- Вот, значится, полдела сделано. Самое трудное, ночь эту самую сбагрили. Остальное здесь доделают доктора. А мне домой надо, к старухе. Я налегке, по - летнему выехал, в картузишке и без варежек. Как черт перед ладаном надрожался. Ночью - то снег как хлынет да как хлынет, целая зима опрокинулась. А ты и не заметил? Погляди - ка, оглянись!
Телега стояла на широкой площади незнакомого села. Площадь, дома, степь, два ряда каких - то старых раскидистых деревьев, наверно, берез вдоль большой дороги, - все было под снегом.
- Видел? А я в картузишке и без варежек, - старик пошаркал ладошкой о ладошку. - Всего скрючило. Нет ли у тебя чего погреться?
На фронтовом языке «погреться» значило покурить, и я наградил старика целой осьмушкой махорки: сам я курил мало, недавно только обучился.
- К вечеру санную дорогу накатают. Поторопился ты заболеть - то. Подождал бы дня два, ух, как прокатил бы я тебя на санках.
Старик говорил еще что - то, но я уже не мог понять его: меня снова обступила пустая, темная ночь.

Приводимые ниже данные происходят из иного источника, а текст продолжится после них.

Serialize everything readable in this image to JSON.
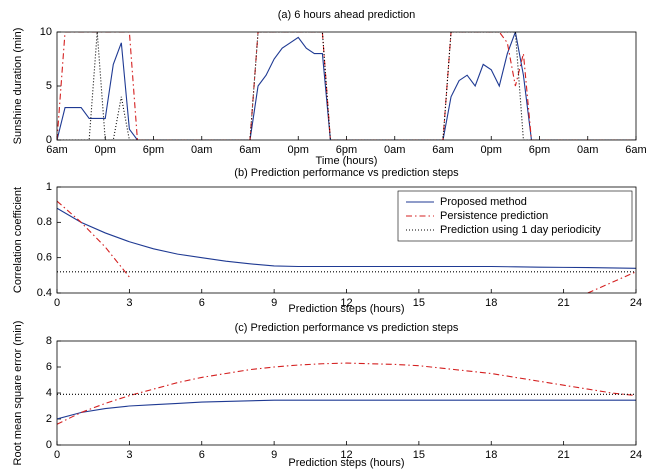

Не знаю, что делали со мной, должно быть, старик куда - нибудь еще подвозил, а там снимали с телеги, несли... Я запомнил, что у меня страшно отяжелела голова и потянула вниз, я очутился на крутом обрывистом косогоре, потом сорвался и полетел в черную яму, полетел вниз головой. Летел долго и все быстрей, ветер совсем перехватил мне дыхание, но я так и не долетел до дна. Потом все исчезло: и тьма, и ветер, и яма, в которую падал... Я перестал быть.
Через неизвестный мне промежуток времени что - то прохладное и необыкновенно ласковое коснулось моего лба. Голове сразу стало легче, будто ее, накаленную жарким солнцем, я окунул в холодный поток. От головы прохлада полилась в грудь, в ноги, в руки, обежала все закоулки тела. Я открыл глаза. Надо мной, склонившись, стояла незнакомая женщина в больничном халате. Ее рука лежала у меня на лбу, от руки струилось то прохладное и ласковое, что разбудило меня, а может быть, вырвало у смерти. Женщина была такой красоты, какой я никогда не видывал. Я не упомнил, кажется, и не заметил, какое у нее лицо, волосы, глаза, она показалась мне тихим, ласковым, нежным видением, которое явилось, чтобы помирить мое обиженное сердце с жизнью, разбудить в нем заглохшие желания.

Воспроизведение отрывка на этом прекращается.